I’m a big fan of Microsoft Visual Studio, but sometimes it’s easier to fire up a lightweight tool, try some code, and use those results in my main development project. When it comes to any programming that includes LINQ, my tool of choice is LINQPad (www.linqpad.net). LINQPad is free, small (2MB), downloadable, and requires no installation.
More Than Just LINQ
The LINQPad utility was written by Joseph Albahari, who along with his brother Ben Albahari co-authored C# 3.0 in a Nutshell. Albahari includes 200 examples from this book in LINQPad. At the heart of LINQPad is a standard text editor that lets you quickly type single expressions or many statements, execute them, and get nicely formatted output to look over.
LINQPad handles any valid Microsoft .NET Framework 3.5 C# statements against collections of any kind (such as in-memory collections, XDocument-based XML, or SQL Server-based objects). The LINQPad samples don’t require that the code be based on LINQ; code can be based on any C# code snippet that you want to try out. If you want to extend the tool, you can add references to your own assemblies and build up your LINQ queries against those objects. I’ve done this often to iteratively work on queries against the business objects in my Windows Presentation Foundation (WPF) VS.NET-based solution. It’s so much quicker to use LINQPad to write the query, test it, get it right, and then paste it into my real code.
Pros: Free; no installation required; supports LINQ (e.g., objects, XML, SQL) and any other Microsoft .NET code; references external assemblies; has formatted hierarchical output; comes with lots of good documentation
Cons: No IntelliSense in the current editor (it’s planned for a future version); keyboard shortcuts are different from Visual Studio and not customizable
Rating: 4 out of 5 stars
Price: Free download
Recommendation: Definitely download and try if you’re working with LINQ or just want a fast code snippet editor.
Contact: Joseph Albahari • www.linqpad.net • Phone (Australia) 04198 23232 (International) +61 4198 23232
LINQPad displays formatted output that shows the results of your executed code. I like the hierarchical, treeview output for collections that you can expand and collapse as desired. Each node shows the object type and the count of items in a collection. In addition, you can see any embedded objects in the object graph and you can expand or collapse these objects, which gives you a visual feel for your data model.
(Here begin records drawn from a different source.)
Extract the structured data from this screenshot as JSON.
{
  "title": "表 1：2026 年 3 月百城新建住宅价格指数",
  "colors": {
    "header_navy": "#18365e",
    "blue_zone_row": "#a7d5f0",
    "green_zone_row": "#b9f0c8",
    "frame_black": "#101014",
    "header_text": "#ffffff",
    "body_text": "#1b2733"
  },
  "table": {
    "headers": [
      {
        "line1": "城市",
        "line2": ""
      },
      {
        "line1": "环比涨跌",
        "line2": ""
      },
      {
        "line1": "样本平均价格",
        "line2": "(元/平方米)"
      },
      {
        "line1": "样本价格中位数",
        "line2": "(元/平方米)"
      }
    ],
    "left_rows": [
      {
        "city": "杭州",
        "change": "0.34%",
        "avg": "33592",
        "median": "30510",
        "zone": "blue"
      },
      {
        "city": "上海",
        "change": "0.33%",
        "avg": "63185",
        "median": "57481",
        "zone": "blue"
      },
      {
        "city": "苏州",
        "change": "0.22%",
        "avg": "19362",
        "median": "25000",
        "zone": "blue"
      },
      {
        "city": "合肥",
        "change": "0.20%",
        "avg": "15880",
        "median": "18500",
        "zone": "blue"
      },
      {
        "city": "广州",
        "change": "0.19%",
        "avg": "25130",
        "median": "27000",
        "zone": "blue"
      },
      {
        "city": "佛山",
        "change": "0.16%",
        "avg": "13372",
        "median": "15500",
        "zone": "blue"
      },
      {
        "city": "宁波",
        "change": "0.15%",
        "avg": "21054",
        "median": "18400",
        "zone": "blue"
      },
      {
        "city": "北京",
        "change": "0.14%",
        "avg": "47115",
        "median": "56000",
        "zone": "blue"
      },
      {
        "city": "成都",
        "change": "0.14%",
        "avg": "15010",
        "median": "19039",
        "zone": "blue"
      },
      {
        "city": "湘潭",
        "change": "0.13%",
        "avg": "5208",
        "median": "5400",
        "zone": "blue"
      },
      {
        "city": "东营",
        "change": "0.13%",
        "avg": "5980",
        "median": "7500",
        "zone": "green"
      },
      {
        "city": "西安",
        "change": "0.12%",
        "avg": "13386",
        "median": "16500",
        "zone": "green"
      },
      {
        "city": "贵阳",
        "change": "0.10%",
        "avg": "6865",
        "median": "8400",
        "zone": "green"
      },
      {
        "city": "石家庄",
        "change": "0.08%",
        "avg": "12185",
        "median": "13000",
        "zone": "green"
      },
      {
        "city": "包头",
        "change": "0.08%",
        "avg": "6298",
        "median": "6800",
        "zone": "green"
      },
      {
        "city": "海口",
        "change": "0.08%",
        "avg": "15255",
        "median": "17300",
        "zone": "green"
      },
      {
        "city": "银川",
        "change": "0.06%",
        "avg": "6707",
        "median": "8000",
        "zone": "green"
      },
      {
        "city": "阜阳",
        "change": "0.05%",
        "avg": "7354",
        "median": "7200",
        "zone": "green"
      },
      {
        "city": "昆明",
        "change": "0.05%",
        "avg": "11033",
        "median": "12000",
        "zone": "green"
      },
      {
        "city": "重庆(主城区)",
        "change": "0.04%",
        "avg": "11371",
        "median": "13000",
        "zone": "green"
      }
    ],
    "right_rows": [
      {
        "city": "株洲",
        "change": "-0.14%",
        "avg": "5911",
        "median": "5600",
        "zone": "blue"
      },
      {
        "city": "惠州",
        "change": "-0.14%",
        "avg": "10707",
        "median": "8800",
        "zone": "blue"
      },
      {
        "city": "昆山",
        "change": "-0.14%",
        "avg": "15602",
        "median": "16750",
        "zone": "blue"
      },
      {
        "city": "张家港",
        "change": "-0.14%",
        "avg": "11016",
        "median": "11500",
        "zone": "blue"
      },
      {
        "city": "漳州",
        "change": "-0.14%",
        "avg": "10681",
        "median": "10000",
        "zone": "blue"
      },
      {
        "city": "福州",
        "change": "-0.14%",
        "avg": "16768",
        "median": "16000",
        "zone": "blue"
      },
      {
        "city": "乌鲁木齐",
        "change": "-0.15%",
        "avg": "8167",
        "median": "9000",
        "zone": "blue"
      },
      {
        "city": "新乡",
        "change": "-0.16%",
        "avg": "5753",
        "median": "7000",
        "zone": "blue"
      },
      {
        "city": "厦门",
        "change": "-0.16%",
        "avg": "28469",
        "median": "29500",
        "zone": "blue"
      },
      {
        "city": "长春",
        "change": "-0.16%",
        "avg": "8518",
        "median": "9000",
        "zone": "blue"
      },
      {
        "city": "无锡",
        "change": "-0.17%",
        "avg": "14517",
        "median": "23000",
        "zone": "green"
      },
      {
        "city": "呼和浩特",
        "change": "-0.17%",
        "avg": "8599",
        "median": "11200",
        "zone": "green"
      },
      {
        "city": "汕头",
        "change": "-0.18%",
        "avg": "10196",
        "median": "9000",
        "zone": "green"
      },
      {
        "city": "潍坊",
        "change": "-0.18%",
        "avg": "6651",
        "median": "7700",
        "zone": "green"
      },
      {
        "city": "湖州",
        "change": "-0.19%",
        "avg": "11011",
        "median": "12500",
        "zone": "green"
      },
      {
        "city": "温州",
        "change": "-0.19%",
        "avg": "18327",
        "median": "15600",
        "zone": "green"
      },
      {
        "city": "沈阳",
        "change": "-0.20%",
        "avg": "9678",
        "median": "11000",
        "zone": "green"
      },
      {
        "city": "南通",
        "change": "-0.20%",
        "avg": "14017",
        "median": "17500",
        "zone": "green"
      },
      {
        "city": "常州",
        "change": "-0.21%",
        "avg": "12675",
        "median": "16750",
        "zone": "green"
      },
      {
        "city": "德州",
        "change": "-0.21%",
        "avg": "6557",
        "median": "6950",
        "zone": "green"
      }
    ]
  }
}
There are three handy buttons you can use to see different types of output. The Results button is selected by default; it shows the graphical output of the query. The lambda operator shows the lambda equivalent of any of your LINQ queries that are IQueryable. The SQL button shows you any SQL statements that are executed based on the LINQ to SQL statements you executed. You can learn some complicated SQL by inspecting this output, as the following example shows:
FROM \[Orders\] AS \[t0\], \[Order Details\] AS \[t1\]
WHERE \[t0\].\[OrderID\] = \[t1\].\[OrderID\]
One of the shortcomings of LINQPad is the lack of auto completion in the editor. Many developers have come to rely on the IntelliSense offered in Visual Studio. Most of the time, I use LINQPad as a way to get the syntax right for a complicated statement or explore new possibilities with queries, and it’s very helpful to have the available members on a particular object right there in an auto completion list. The LINQPad community has been asking for IntelliSense on the support forums, and Albahari is listening—IntelliSense is in the works. A beta switch in the current version shows you that he’s working on it. Run LINQPad with a parameter of -beta and you’ll have IntelliSense:
As indicated on the support forums (forums.oreilly .com/category/22/C-3-0-in-a-Nutshell), only C# 2.0 features are currently supported.
One more feature I hope Albahari adds in a future release is the ability to customize the keyboard shortcuts available throughout the application. Shortcuts such as Ctrl+K, to comment a block of code, and U, to uncomment a block of code, while close to the Visual Studio equivalents, throw me off just enough to misuse them quite often. I’m such a keyboard-centric user that I want to map the shortcuts to those I use in Visual Studio 2008. I’d like to see keyboard commands to expand or collapse nodes in the output window added as well.